How would a parent enable their daughter if she got pregnant at 16?
Why can't they sit their daughter down and explain to her that they love her
and she can choose what she wants. I think abortion exists for parents who decide not to take responsibility to support their children emotionally.
This is kind of a hot potato topic so I am not sure I even really want to go here. Yeah, if I do I will stir up a hornet's nest and I am not in the mood.
Children need support when they're growing up, because some of them grow up feeling unloved and bitter. When I would cry about something, my mother would slap my hand or my mouth or my face, or my dad would put his hand over my mouth and he would tell me to shut the fuck up because my crying was annoying.
This isn't tough love. This is abuse. This is "hi I should never have had a kid because I don't get the fact that once I have a kid, I need to hang out my selfish outfit in the closet."

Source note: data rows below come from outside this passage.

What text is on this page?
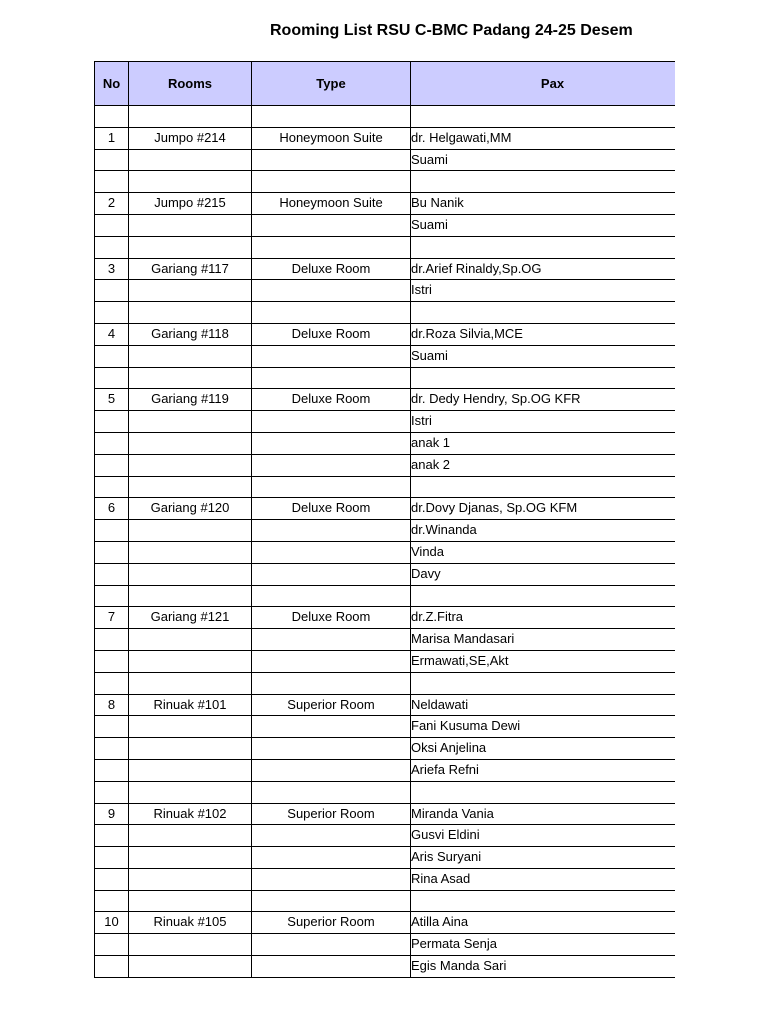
Rooming List RSU C-BMC Padang 24-25 Desem
No	Rooms	Type	Pax

1	Jumpo #214	Honeymoon Suite	dr. Helgawati,MM
			Suami

2	Jumpo #215	Honeymoon Suite	Bu Nanik
			Suami

3	Gariang #117	Deluxe Room	dr.Arief Rinaldy,Sp.OG
			Istri

4	Gariang #118	Deluxe Room	dr.Roza Silvia,MCE
			Suami

5	Gariang #119	Deluxe Room	dr. Dedy Hendry, Sp.OG KFR
			Istri
			anak 1
			anak 2

6	Gariang #120	Deluxe Room	dr.Dovy Djanas, Sp.OG KFM
			dr.Winanda
			Vinda
			Davy

7	Gariang #121	Deluxe Room	dr.Z.Fitra
			Marisa Mandasari
			Ermawati,SE,Akt

8	Rinuak #101	Superior Room	Neldawati
			Fani Kusuma Dewi
			Oksi Anjelina
			Ariefa Refni

9	Rinuak #102	Superior Room	Miranda Vania
			Gusvi Eldini
			Aris Suryani
			Rina Asad

10	Rinuak #105	Superior Room	Atilla Aina
			Permata Senja
			Egis Manda Sari
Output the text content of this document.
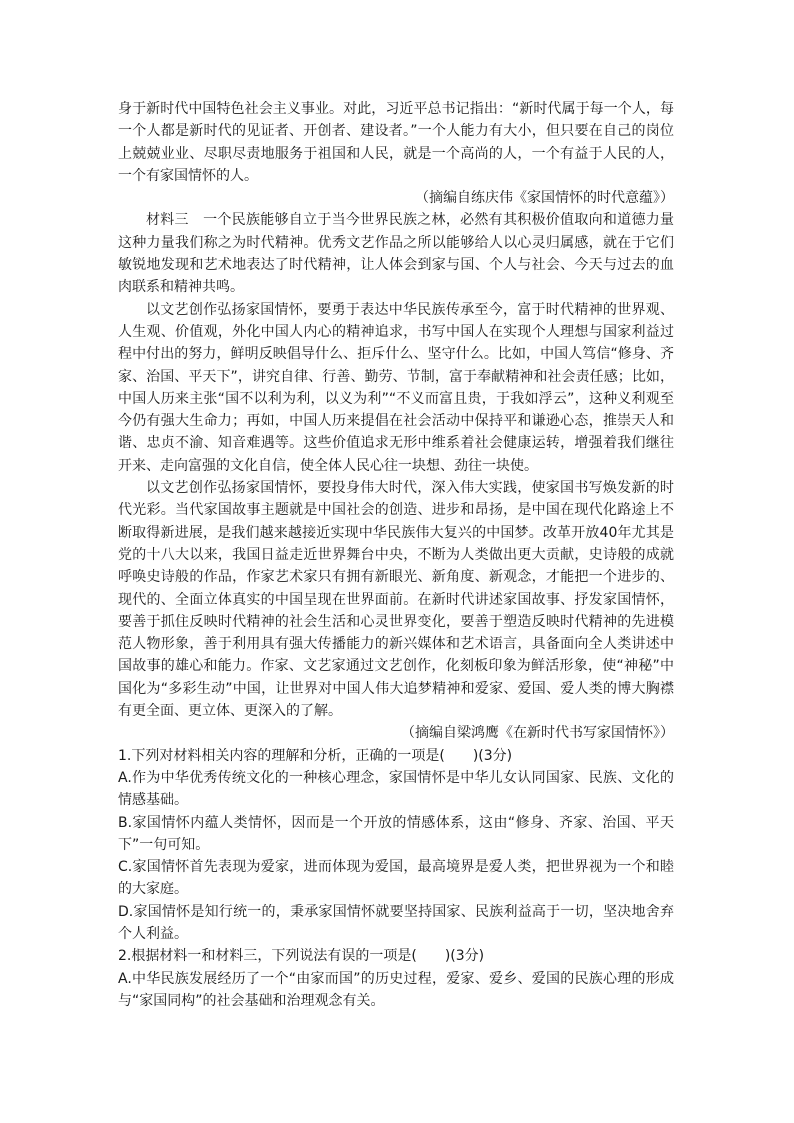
身于新时代中国特色社会主义事业。对此，习近平总书记指出：“新时代属于每一个人，每一个人都是新时代的见证者、开创者、建设者。”一个人能力有大小，但只要在自己的岗位上兢兢业业、尽职尽责地服务于祖国和人民，就是一个高尚的人，一个有益于人民的人，一个有家国情怀的人。

（摘编自练庆伟《家国情怀的时代意蕴》）

材料三　一个民族能够自立于当今世界民族之林，必然有其积极价值取向和道德力量这种力量我们称之为时代精神。优秀文艺作品之所以能够给人以心灵归属感，就在于它们敏锐地发现和艺术地表达了时代精神，让人体会到家与国、个人与社会、今天与过去的血肉联系和精神共鸣。

以文艺创作弘扬家国情怀，要勇于表达中华民族传承至今，富于时代精神的世界观、人生观、价值观，外化中国人内心的精神追求，书写中国人在实现个人理想与国家利益过程中付出的努力，鲜明反映倡导什么、拒斥什么、坚守什么。比如，中国人笃信“修身、齐家、治国、平天下”，讲究自律、行善、勤劳、节制，富于奉献精神和社会责任感；比如，中国人历来主张“国不以利为利，以义为利”“不义而富且贵，于我如浮云”，这种义利观至今仍有强大生命力；再如，中国人历来提倡在社会活动中保持平和谦逊心态，推崇天人和谐、忠贞不渝、知音难遇等。这些价值追求无形中维系着社会健康运转，增强着我们继往开来、走向富强的文化自信，使全体人民心往一块想、劲往一块使。

以文艺创作弘扬家国情怀，要投身伟大时代，深入伟大实践，使家国书写焕发新的时代光彩。当代家国故事主题就是中国社会的创造、进步和昂扬，是中国在现代化路途上不断取得新进展，是我们越来越接近实现中华民族伟大复兴的中国梦。改革开放40年尤其是党的十八大以来，我国日益走近世界舞台中央，不断为人类做出更大贡献，史诗般的成就呼唤史诗般的作品，作家艺术家只有拥有新眼光、新角度、新观念，才能把一个进步的、现代的、全面立体真实的中国呈现在世界面前。在新时代讲述家国故事、抒发家国情怀，要善于抓住反映时代精神的社会生活和心灵世界变化，要善于塑造反映时代精神的先进模范人物形象，善于利用具有强大传播能力的新兴媒体和艺术语言，具备面向全人类讲述中国故事的雄心和能力。作家、文艺家通过文艺创作，化刻板印象为鲜活形象，使“神秘”中国化为“多彩生动”中国，让世界对中国人伟大追梦精神和爱家、爱国、爱人类的博大胸襟有更全面、更立体、更深入的了解。

（摘编自梁鸿鹰《在新时代书写家国情怀》）

1.下列对材料相关内容的理解和分析，正确的一项是(　　)(3分)

A.作为中华优秀传统文化的一种核心理念，家国情怀是中华儿女认同国家、民族、文化的情感基础。

B.家国情怀内蕴人类情怀，因而是一个开放的情感体系，这由“修身、齐家、治国、平天下”一句可知。

C.家国情怀首先表现为爱家，进而体现为爱国，最高境界是爱人类，把世界视为一个和睦的大家庭。

D.家国情怀是知行统一的，秉承家国情怀就要坚持国家、民族利益高于一切，坚决地舍弃个人利益。

2.根据材料一和材料三，下列说法有误的一项是(　　)(3分)

A.中华民族发展经历了一个“由家而国”的历史过程，爱家、爱乡、爱国的民族心理的形成与“家国同构”的社会基础和治理观念有关。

I was crying, for whatever reason it was happening for, I was still hurting and getting me to shut up just meant that it was "tough love" in his eyes, when it was abuse. I was a kid but I was still a human and deserved to express my emotions. Since, I've felt as though I've had to quiet my cries because they annoy people.
This isn't tough love at all. This may be someone's messed up version of "tough love" but there is no love involved.

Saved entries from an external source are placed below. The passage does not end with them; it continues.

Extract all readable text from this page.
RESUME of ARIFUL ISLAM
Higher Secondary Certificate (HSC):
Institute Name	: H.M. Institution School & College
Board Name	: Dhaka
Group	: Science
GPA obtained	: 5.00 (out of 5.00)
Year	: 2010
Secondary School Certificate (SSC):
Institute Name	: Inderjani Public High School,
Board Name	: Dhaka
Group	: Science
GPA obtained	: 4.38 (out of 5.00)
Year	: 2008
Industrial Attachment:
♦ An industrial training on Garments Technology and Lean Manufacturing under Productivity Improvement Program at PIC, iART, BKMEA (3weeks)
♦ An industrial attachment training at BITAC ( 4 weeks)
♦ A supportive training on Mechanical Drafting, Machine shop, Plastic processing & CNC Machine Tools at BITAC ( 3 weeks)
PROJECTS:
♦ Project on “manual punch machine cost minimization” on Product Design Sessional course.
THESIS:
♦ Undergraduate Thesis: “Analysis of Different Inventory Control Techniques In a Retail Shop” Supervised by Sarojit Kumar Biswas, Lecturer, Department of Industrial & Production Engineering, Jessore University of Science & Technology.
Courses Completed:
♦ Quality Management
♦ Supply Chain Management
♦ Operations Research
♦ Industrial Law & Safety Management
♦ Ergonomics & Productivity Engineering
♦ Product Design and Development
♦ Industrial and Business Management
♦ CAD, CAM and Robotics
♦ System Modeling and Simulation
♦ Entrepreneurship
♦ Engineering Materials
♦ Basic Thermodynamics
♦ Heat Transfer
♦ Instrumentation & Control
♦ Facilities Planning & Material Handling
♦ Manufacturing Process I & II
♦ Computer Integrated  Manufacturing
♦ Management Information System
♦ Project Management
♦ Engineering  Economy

When I hear someone crying, I have this need and instinct to rush to them and hold them, their sobbing is felt through me like lightning striking. I can't ignore it. It's painful for me and they need someone, they don't need to be turned away.
Agreed. You can still do this and be reasonable about it though. It's a balance that everyone should attempt to strike on occasion.

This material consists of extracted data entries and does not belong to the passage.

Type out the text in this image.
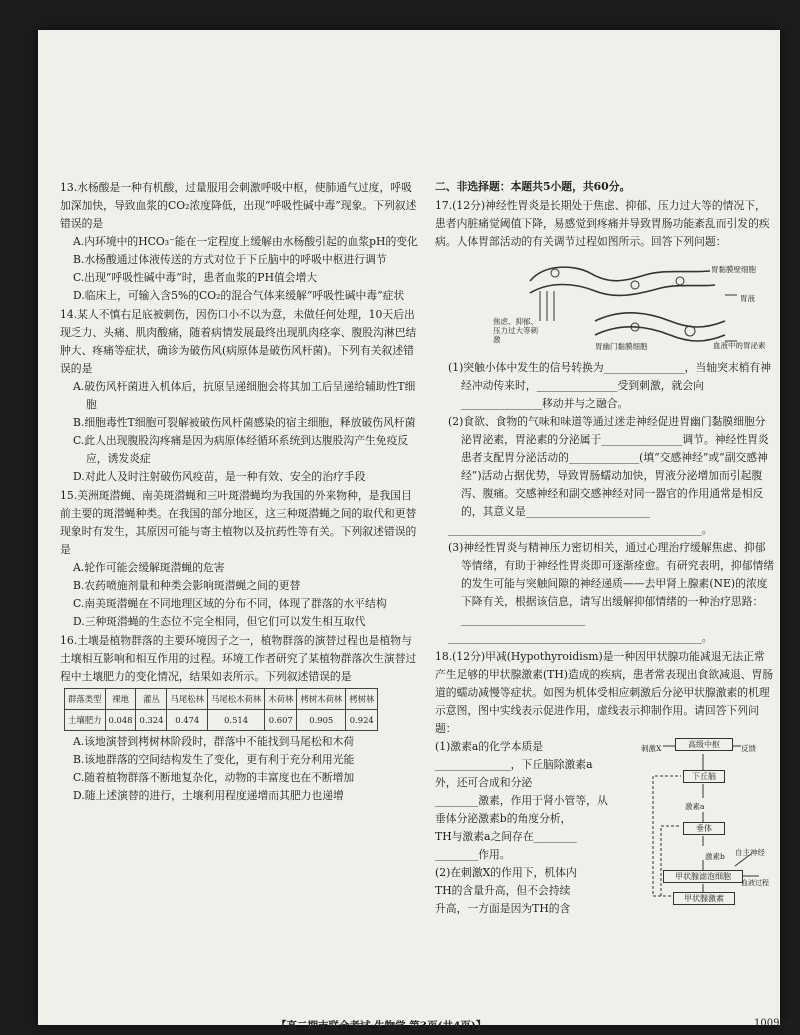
13.水杨酸是一种有机酸，过量服用会刺激呼吸中枢，使肺通气过度，呼吸加深加快，导致血浆的CO₂浓度降低，出现“呼吸性碱中毒”现象。下列叙述错误的是

A.内环境中的HCO₃⁻能在一定程度上缓解由水杨酸引起的血浆pH的变化

B.水杨酸通过体液传送的方式对位于下丘脑中的呼吸中枢进行调节

C.出现“呼吸性碱中毒”时，患者血浆的PH值会增大

D.临床上，可输入含5%的CO₂的混合气体来缓解“呼吸性碱中毒”症状

14.某人不慎右足底被刺伤，因伤口小不以为意，未做任何处理，10天后出现乏力、头痛、肌肉酸痛，随着病情发展最终出现肌肉痉挛、腹股沟淋巴结肿大、疼痛等症状，确诊为破伤风(病原体是破伤风杆菌)。下列有关叙述错误的是

A.破伤风杆菌进入机体后，抗原呈递细胞会将其加工后呈递给辅助性T细胞

B.细胞毒性T细胞可裂解被破伤风杆菌感染的宿主细胞，释放破伤风杆菌

C.此人出现腹股沟疼痛是因为病原体经循环系统到达腹股沟产生免疫反应，诱发炎症

D.对此人及时注射破伤风疫苗，是一种有效、安全的治疗手段

15.美洲斑潜蝇、南美斑潜蝇和三叶斑潜蝇均为我国的外来物种，是我国目前主要的斑潜蝇种类。在我国的部分地区，这三种斑潜蝇之间的取代和更替现象时有发生，其原因可能与寄主植物以及抗药性等有关。下列叙述错误的是

A.轮作可能会缓解斑潜蝇的危害

B.农药喷施剂量和种类会影响斑潜蝇之间的更替

C.南美斑潜蝇在不同地理区域的分布不同，体现了群落的水平结构

D.三种斑潜蝇的生态位不完全相同，但它们可以发生相互取代

16.土壤是植物群落的主要环境因子之一，植物群落的演替过程也是植物与土壤相互影响和相互作用的过程。环境工作者研究了某植物群落次生演替过程中土壤肥力的变化情况，结果如表所示。下列叙述错误的是

群落类型	裸地	灌丛	马尾松林	马尾松木荷林	木荷林	栲树木荷林	栲树林
土壤肥力	0.048	0.324	0.474	0.514	0.607	0.905	0.924

A.该地演替到栲树林阶段时，群落中不能找到马尾松和木荷

B.该地群落的空间结构发生了变化，更有利于充分利用光能

C.随着植物群落不断地复杂化，动物的丰富度也在不断增加

D.随上述演替的进行，土壤利用程度递增而其肥力也递增

二、非选择题：本题共5小题，共60分。

17.(12分)神经性胃炎是长期处于焦虑、抑郁、压力过大等的情况下，患者内脏痛觉阈值下降，易感觉到疼痛并导致胃肠功能紊乱而引发的疾病。人体胃部活动的有关调节过程如图所示。回答下列问题：

焦虑、抑郁、压力过大等刺激
胃黏膜壁细胞
胃液
胃幽门黏膜细胞	血液中的胃泌素

(1)突触小体中发生的信号转换为_______________，当轴突末梢有神经冲动传来时，_______________受到刺激，就会向_______________移动并与之融合。

(2)食欲、食物的气味和味道等通过迷走神经促进胃幽门黏膜细胞分泌胃泌素，胃泌素的分泌属于_______________调节。神经性胃炎患者支配胃分泌活动的_____________(填“交感神经”或“副交感神经”)活动占据优势，导致胃肠蠕动加快，胃液分泌增加而引起腹泻、腹痛。交感神经和副交感神经对同一器官的作用通常是相反的，其意义是_______________________

_______________________________________________。

(3)神经性胃炎与精神压力密切相关，通过心理治疗缓解焦虑、抑郁等情绪，有助于神经性胃炎即可逐渐痊愈。有研究表明，抑郁情绪的发生可能与突触间隙的神经递质——去甲肾上腺素(NE)的浓度下降有关，根据该信息，请写出缓解抑郁情绪的一种治疗思路：_______________________

_______________________________________________。

18.(12分)甲减(Hypothyroidism)是一种因甲状腺功能减退无法正常产生足够的甲状腺激素(TH)造成的疾病，患者常表现出食欲减退、胃肠道的蠕动减慢等症状。如图为机体受相应刺激后分泌甲状腺激素的机理示意图，图中实线表示促进作用，虚线表示抑制作用。请回答下列问题：

(1)激素a的化学本质是

______________，下丘脑除激素a

外，还可合成和分泌

________激素，作用于肾小管等，从

垂体分泌激素b的角度分析，

TH与激素a之间存在________

________作用。

(2)在刺激X的作用下，机体内

TH的含量升高，但不会持续

升高，一方面是因为TH的含

刺激X	高级中枢	反馈
下丘脑
激素a
垂体
激素b 自主神经
甲状腺滤泡细胞
血液过程
甲状腺激素
【高二期末联合考试·生物学 第3页(共4页)】	10093B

Neglecting your child because they stress you out with their ''problems" or tears and stress is not tough love- That is neglect and failing to be there for them. I don't care if you're in a wheel chair. If you can talk, if you can listen, then you can love. You don't have to hug or touch them.
Yeah, that isn't tough love either. Selfish people aren't really the best ones to gauge what love is.
Words can impact a person who is in pain, so be careful and it's never as easy as; "Get over it" or "It's not the end of the world" For some, it is the end of the world. People die because their feelings are invalidated and they're given tough love. Love is never tough.
I get what you are saying at the heart of the matter. For me, love has been one of the toughest things I have ever had to learn. It starts out sounding so damn easy to do. (Disney movies have corrupted my INFP soul with too much idealism.) Love is easy when things are easy. But loving someone when it's the worst time of your life, or when it's the worst time of their life, or when the world is falling apart around you... is not always easy. Love is patient and kind and beautiful. Love is also cleaning up vomit, and washing someone who can't walk anymore, and letting your child stumble around. Love is letting go of anger (no matter how right you may be), love is letting go of past wrongs (no matter how much you may not want to), and love is just plain letting go someone who can't be caged. But most of all love is tough. It has the strength to endure past even death, but it is also fragile and you can't take it for granted.
Time to end my ramble. Please know Meek I am not trying to attack you in any way - just offer a different perspective to you. I hope you can learn a different kind of love with other people in your life. I was fortunate enough to have two parents who loved me, even if they didn't always understand me.
I find it sad that not everyone was so lucky as I was.